Consider these points:
1. Users don't need a PhD to understand "This feature will send data about your photos to Apple's servers to enable better search."
2. The complexity of the privacy protections doesn't justify removing user choice. By that logic, we should never ask users about any technical feature.
3. Many privacy-conscious users follow a simple principle: they want control over what leaves their device, regardless of how it's protected.
The "it's too complex to explain" argument could justify any privacy-invasive default. Would you apply the same logic to, say, enabling location services by default because explaining GPS technology is too complex?
The real solution is simple: explain the feature in plain language, highlight the benefits, outline the privacy protections, and let users make their own choice. Apple already does this for many other features. "Default off with opt-in" is a core principle of privacy-respecting design, regardless of how robust the underlying protections are.
I don't believe I said or implied that anywhere: 'You're presenting a false dichotomy between "perfect user understanding" and "no user choice."'? Happy to be corrected if wrong.
Closest I come to presenting an opinion on the right way UX was "I'm not sure what the right call is here.". The thing I disagreed with was a technical statement "the only way to guarantee computing privacy is to not send data off the device.".

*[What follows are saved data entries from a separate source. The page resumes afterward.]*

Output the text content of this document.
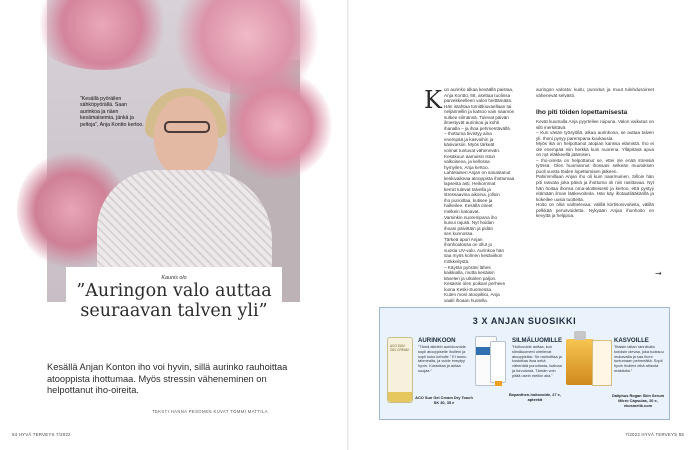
”Kesällä pyöräilen sähköpyörällä. Saan aurinkoa ja näen kesämaisemia, jänkä ja peltoja”, Anja Kontto kertoo.
Kaunis olo
”Auringon valo auttaa seuraavan talven yli”
Kesällä Anjan Konton iho voi hyvin, sillä aurinko rauhoittaa atooppista ihottumaa. Myös stressin väheneminen on helpottanut iho-oireita.
TEKSTI HANNA PESONEN KUVAT TOMMI MATTILA
54 HYVÄ TERVEYS 7/2022
K un aurinko alkaa keväällä paistaa,
Anja Kontto, 68, asettaa tuolinsa
parvekkeelleen valon heittämään.
Hän istahtaa tomittkiuvaellaan tai
neljännellin ja katsoo vain naamon
sulkee silmänsä. Tulevat päivän
ilmestyvät aurinkoa ja kohti
ihanalla – ja ihoa pehmentävällä.
– Ihottuma tiivistyy aina
enempää ja kasvoihin ja
käsivarsiin. Myös tärkeät
voimat tuntuvat vähenevän.
Kesäkuun aamuisin istun
valkoisena, ja kellossa
hymyilen, Anja kertoo.
Lahtelaisen Anjan on sanastanut
keskivaikeaa atooppista ihottumaa
lapsesta asti. Heikommat
kerrat tulevat talvella ja
stressaavina aikoina, jolloin
iho punoittaa, kutisee ja
halkeilee. Kesällä oireet
melkein katoavat.
Varsinkin nuorempana iho
kuivui rajusti. Nyt hoidan
ihoani päivittäin ja pidän
sen kunnossa.
Tärkeä apuri Anjan
ihonhoidossa on ollut jo
vuosia UV-valo. Aurinkoa hän
saa myös kolmen kesäviikon
mökkeilystä.
– Käytän pyöräni lähes
kaikkialla, mutta kesäisin
kävelen ja ulkoilen paljon.
Kesäisin olen poikani perheen
luona Keski-Suomessa.
Kuten moni atoopikko, Anja
vaalii ihoaan huolella.
auringon valosta: kuitu, punoitus ja muut tulehdusoireet vähenevät selvästi.
Iho piti töiden lopettamisesta
Kevät kuumalla Anja pyyrteliee ruipuna. Valon vaikutus on silti merkittävä.
– Kun väsän työsyöllä, alkaa aurinkona, se auttaa talven yli. Ihoni pysyy parempana kuukausia.
Myös ikä on helpottanut atopian kanssa elämistä. Iho ei ole enempää niin herkkä kuin nuorena. Ylläpitävä apua on nyt eläkkeellä jäämisen.
– Iho-oireita on helpottanut se, ettei ole enää stressiä työssä. Olen huomannut ihossani selkeän muutoksen puoli vuotta töiden lopettamisen jälkeen.
Pahimmillaan Anjan iho oli kuin naarmuinen. Silloin hän piti rasvata joka päivä ja ihottuma oli niin rasittavaa. Nyt hän hoitaa ihonsa oma-aloitteisesti ja kertoo, että pystyy elämään ilman lääkevoiteita. Hän käy ihotautilääkärillä ja kokeilee uusia tuotteita.
Hoito on ollut vaihtelevaa: välillä kortisonivoiteita, välillä pelkkää perusvoidetta. Nykyään Anjan ihonhoito on kevyttä ja helppoa.
→
7/2022 HYVÄ TERVEYS 55
3 X ANJAN SUOSIKKI
ACO SUN GEL CREAM
AURINKOON
”Tämä aitelein aurinkovoide sopii atooppiselle iholleni ja sopii koko keholle.” Ei tunnu tahmealta, ja voide imeytyy hyvin. Kostuttaa ja antaa suojaa.”
ACO Sun Gel Cream Dry Touch SK 30, 35 e
SILMÄLUOMILLE
”Hoitovoide auttaa, kun silmäluomeni oireilevat atooppisiksi. Se rauhoittaa ja kostuttaa ihoa sekä vähentää punoitusta, kutinaa ja turvotusta. Tämän voin pitää usein meikin alla.”
Bepanthen-hoitovoide, 27 e, apteekit
KASVOILLE
”Iltaisin laitan rannikolta kotoisin olevaa, joka tuoksuu mukavalta ja saa ihoni tuntumaan pehmeältä. Sopii hyvin iholleni eikä aiheuta reaktioita.”
Daliphus Rogan Skin Serum Micro Cápsulas, 20 e, ekosmetik.com
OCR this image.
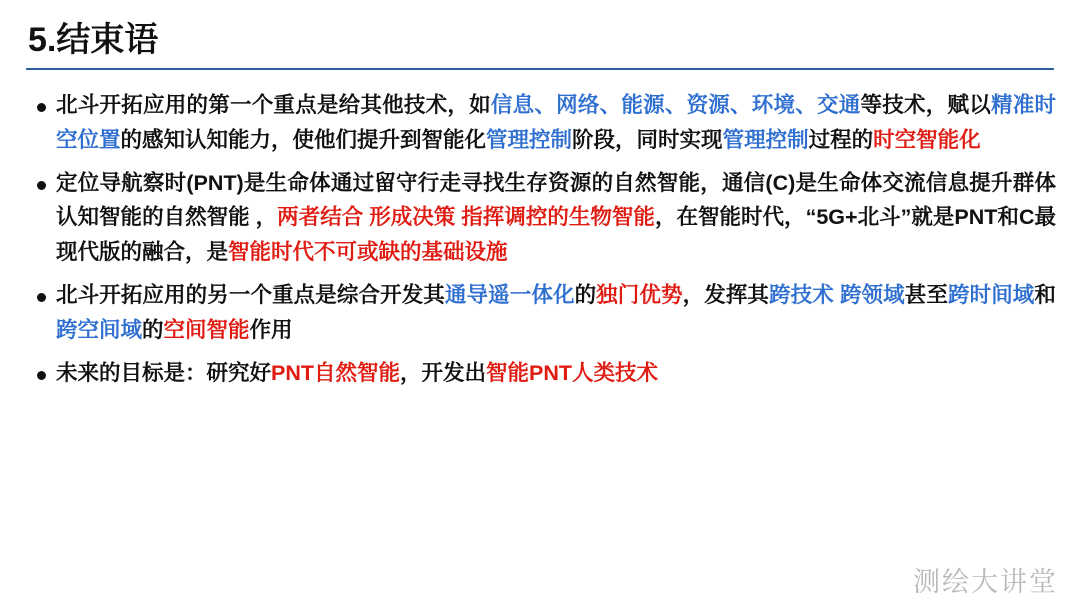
5.结束语
北斗开拓应用的第一个重点是给其他技术，如信息、网络、能源、资源、环境、交通等技术，赋以精准时空位置的感知认知能力，使他们提升到智能化管理控制阶段，同时实现管理控制过程的时空智能化
定位导航察时(PNT)是生命体通过留守行走寻找生存资源的自然智能，通信(C)是生命体交流信息提升群体认知智能的自然智能 ，两者结合 形成决策 指挥调控的生物智能，在智能时代，“5G+北斗”就是PNT和C最现代版的融合，是智能时代不可或缺的基础设施
北斗开拓应用的另一个重点是综合开发其通导遥一体化的独门优势，发挥其跨技术 跨领域甚至跨时间域和跨空间域的空间智能作用
未来的目标是：研究好PNT自然智能，开发出智能PNT人类技术
测绘大讲堂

Privacy respecting design and tech is a passion of mine. I'm pointing out "user choice" gets hard as the techniques used for privacy exceed the understanding of users. Users can intuitively understand "send my location to Google [once/always]" without understanding GPS satellites. User's can't understand the difference between "send my photo" and "send homomorphicly encrypted locally differentially private vector of e=0.8" and "send differentially private vector of e=50". Your prompt "send data about your photos..." would allow for much less private designs than this. If we want to move beyond "ask the user then do it", we need to get into the nitty gritty details here. I'd love to see more tech like this in consumer products, where it's private when used, even when opted-in.

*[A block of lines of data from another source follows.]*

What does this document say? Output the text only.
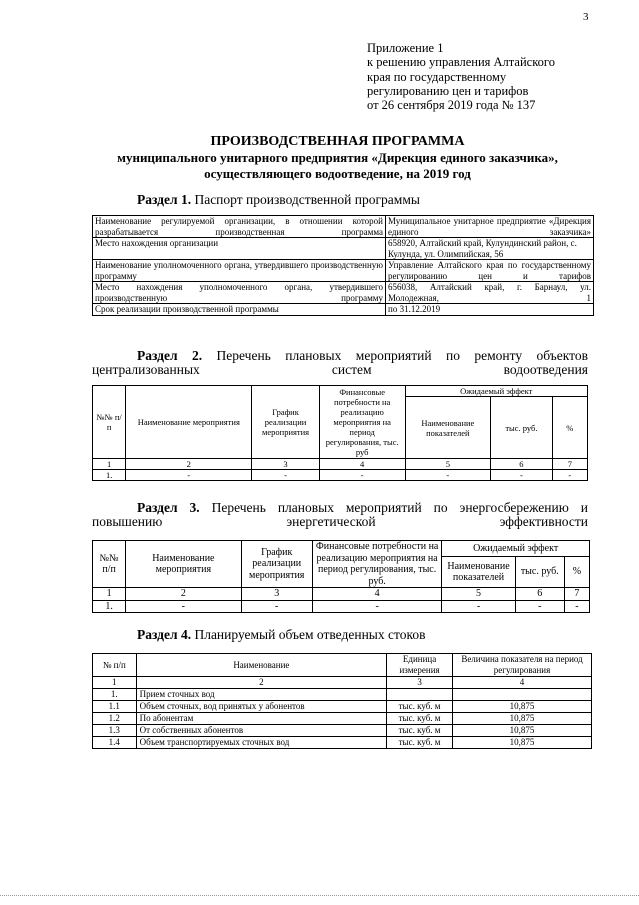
3
Приложение 1
к решению управления Алтайского
края по государственному
регулированию цен и тарифов
от 26 сентября 2019 года № 137
ПРОИЗВОДСТВЕННАЯ ПРОГРАММА
муниципального унитарного предприятия «Дирекция единого заказчика»,
осуществляющего водоотведение, на 2019 год
Раздел 1. Паспорт производственной программы
Наименование регулируемой организации, в отношении которой разрабатывается производственная программа	Муниципальное унитарное предприятие «Дирекция единого заказчика»
Место нахождения организации	658920, Алтайский край, Кулундинский район, с. Кулунда, ул. Олимпийская, 56
Наименование уполномоченного органа, утвердившего производственную программу	Управление Алтайского края по государственному регулированию цен и тарифов
Место нахождения уполномоченного органа, утвердившего производственную программу	656038, Алтайский край, г. Барнаул, ул. Молодежная, 1
Срок реализации производственной программы	по 31.12.2019
Раздел 2. Перечень плановых мероприятий по ремонту объектов централизованных систем водоотведения
№№ п/п	Наименование мероприятия	График реализации мероприятия	Финансовые потребности на реализацию мероприятия на период регулирования, тыс. руб	Ожидаемый эффект		
				Наименование показателей	тыс. руб.	%
1	2	3	4	5	6	7
1.	-	-	-	-	-	-
Раздел 3. Перечень плановых мероприятий по энергосбережению и повышению энергетической эффективности
№№ п/п	Наименование мероприятия	График реализации мероприятия	Финансовые потребности на реализацию мероприятия на период регулирования, тыс. руб.	Ожидаемый эффект		
				Наименование показателей	тыс. руб.	%
1	2	3	4	5	6	7
1.	-	-	-	-	-	-
Раздел 4. Планируемый объем отведенных стоков
№ п/п	Наименование	Единица измерения	Величина показателя на период регулирования
1	2	3	4
1.	Прием сточных вод		
1.1	Объем сточных, вод принятых у абонентов	тыс. куб. м	10,875
1.2	По абонентам	тыс. куб. м	10,875
1.3	От собственных абонентов	тыс. куб. м	10,875
1.4	Объем транспортируемых сточных вод	тыс. куб. м	10,875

I appreciate your passion for privacy-respecting technology and your clarification. You make good points about the nuances of privacy-preserving techniques. However, I think we can separate two distinct issues:
1. The technical excellence of Apple's privacy protections (which you've explained well and seem robust)

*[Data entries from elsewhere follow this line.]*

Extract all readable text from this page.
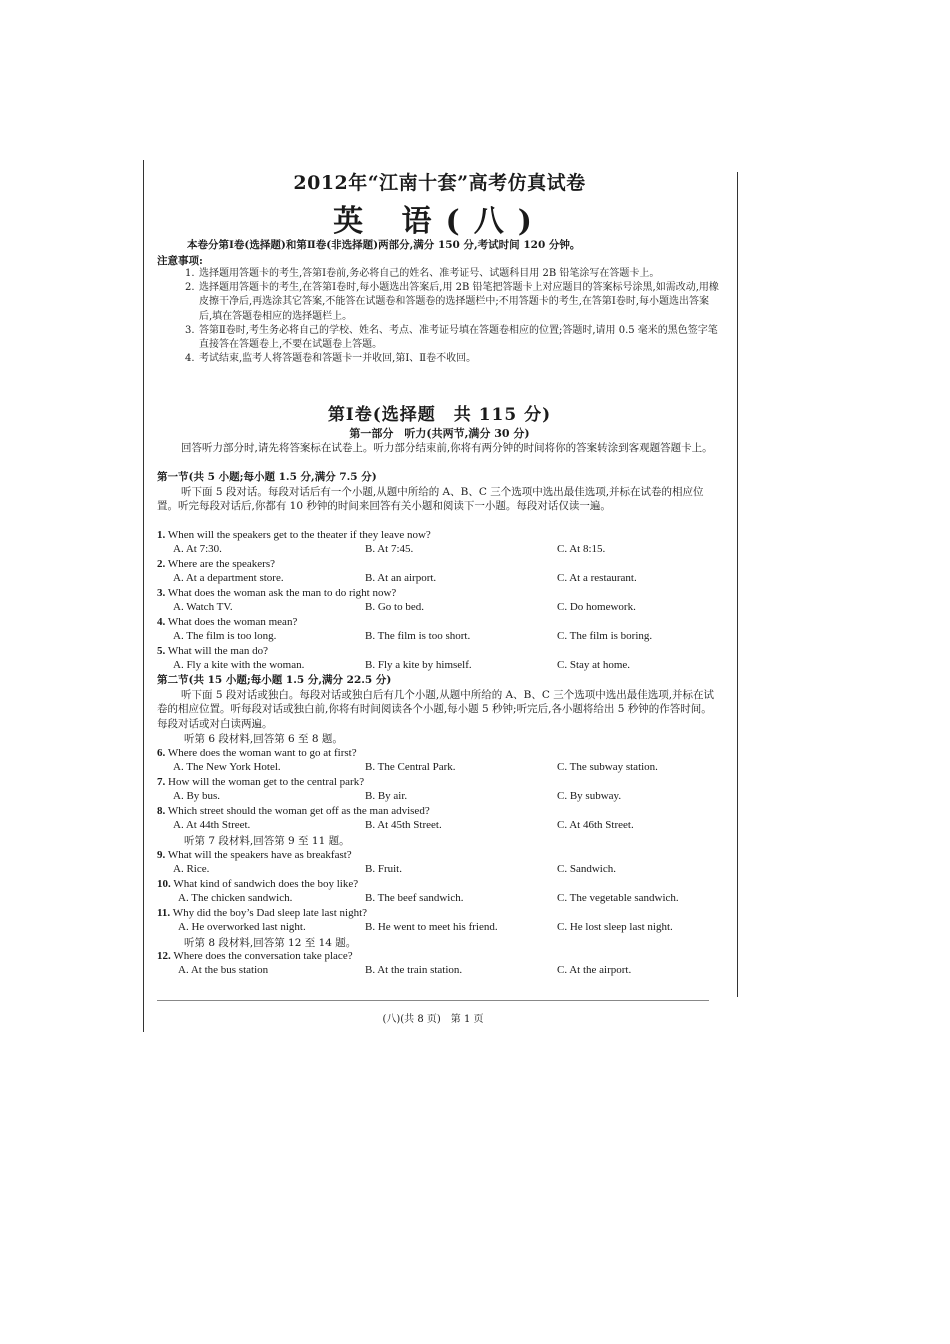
2012年“江南十套”高考仿真试卷
英 语(八)
本卷分第Ⅰ卷(选择题)和第Ⅱ卷(非选择题)两部分,满分 150 分,考试时间 120 分钟。
注意事项:
1. 选择题用答题卡的考生,答第Ⅰ卷前,务必将自己的姓名、准考证号、试题科目用 2B 铅笔涂写在答题卡上。
2. 选择题用答题卡的考生,在答第Ⅰ卷时,每小题选出答案后,用 2B 铅笔把答题卡上对应题目的答案标号涂黑,如需改动,用橡皮擦干净后,再选涂其它答案,不能答在试题卷和答题卷的选择题栏中;不用答题卡的考生,在答第Ⅰ卷时,每小题选出答案后,填在答题卷相应的选择题栏上。
3. 答第Ⅱ卷时,考生务必将自己的学校、姓名、考点、准考证号填在答题卷相应的位置;答题时,请用 0.5 毫米的黑色签字笔直接答在答题卷上,不要在试题卷上答题。
4. 考试结束,监考人将答题卷和答题卡一并收回,第Ⅰ、Ⅱ卷不收回。
第Ⅰ卷(选择题　共 115 分)
第一部分　听力(共两节,满分 30 分)
回答听力部分时,请先将答案标在试卷上。听力部分结束前,你将有两分钟的时间将你的答案转涂到客观题答题卡上。
第一节(共 5 小题;每小题 1.5 分,满分 7.5 分)
听下面 5 段对话。每段对话后有一个小题,从题中所给的 A、B、C 三个选项中选出最佳选项,并标在试卷的相应位置。听完每段对话后,你都有 10 秒钟的时间来回答有关小题和阅读下一小题。每段对话仅读一遍。
1. When will the speakers get to the theater if they leave now?
A. At 7:30.	B. At 7:45.	C. At 8:15.
2. Where are the speakers?
A. At a department store.	B. At an airport.	C. At a restaurant.
3. What does the woman ask the man to do right now?
A. Watch TV.	B. Go to bed.	C. Do homework.
4. What does the woman mean?
A. The film is too long.	B. The film is too short.	C. The film is boring.
5. What will the man do?
A. Fly a kite with the woman.	B. Fly a kite by himself.	C. Stay at home.
第二节(共 15 小题;每小题 1.5 分,满分 22.5 分)
听下面 5 段对话或独白。每段对话或独白后有几个小题,从题中所给的 A、B、C 三个选项中选出最佳选项,并标在试卷的相应位置。听每段对话或独白前,你将有时间阅读各个小题,每小题 5 秒钟;听完后,各小题将给出 5 秒钟的作答时间。每段对话或对白读两遍。
听第 6 段材料,回答第 6 至 8 题。
6. Where does the woman want to go at first?
A. The New York Hotel.	B. The Central Park.	C. The subway station.
7. How will the woman get to the central park?
A. By bus.	B. By air.	C. By subway.
8. Which street should the woman get off as the man advised?
A. At 44th Street.	B. At 45th Street.	C. At 46th Street.
听第 7 段材料,回答第 9 至 11 题。
9. What will the speakers have as breakfast?
A. Rice.	B. Fruit.	C. Sandwich.
10. What kind of sandwich does the boy like?
A. The chicken sandwich.	B. The beef sandwich.	C. The vegetable sandwich.
11. Why did the boy’s Dad sleep late last night?
A. He overworked last night.	B. He went to meet his friend.	C. He lost sleep last night.
听第 8 段材料,回答第 12 至 14 题。
12. Where does the conversation take place?
A. At the bus station	B. At the train station.	C. At the airport.
(八)(共 8 页)　第 1 页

2. The ethical question of enabling data transmission by default
Even with best-in-class privacy protections, the principle of user agency matters. A simplified prompt like "This feature will analyze your photos locally and send secure, anonymized data to Apple's servers to enable better search" would give users the basic choice while being technically accurate. The technical sophistication of the privacy measures, while commendable, doesn't override the need for informed consent.
This is not a matter of respect, it is a matter of ethics. Otherwise you will just end up rationalizating technocratic, unethical technology. No amount of passion will justify that.
The choice is between "use an online service" or "don't use an online service". That's simple enough for anyone to understand.
Apple can try to explain as best it can how user data is protected when they use the online service, and then the user makes a choice to either use the service or not.
In my case, I have don't even have a practical use for the new feature, so it's irrelevant how private the online service is. As it is, though, Apple silently forced me to use an online service that I never wanted.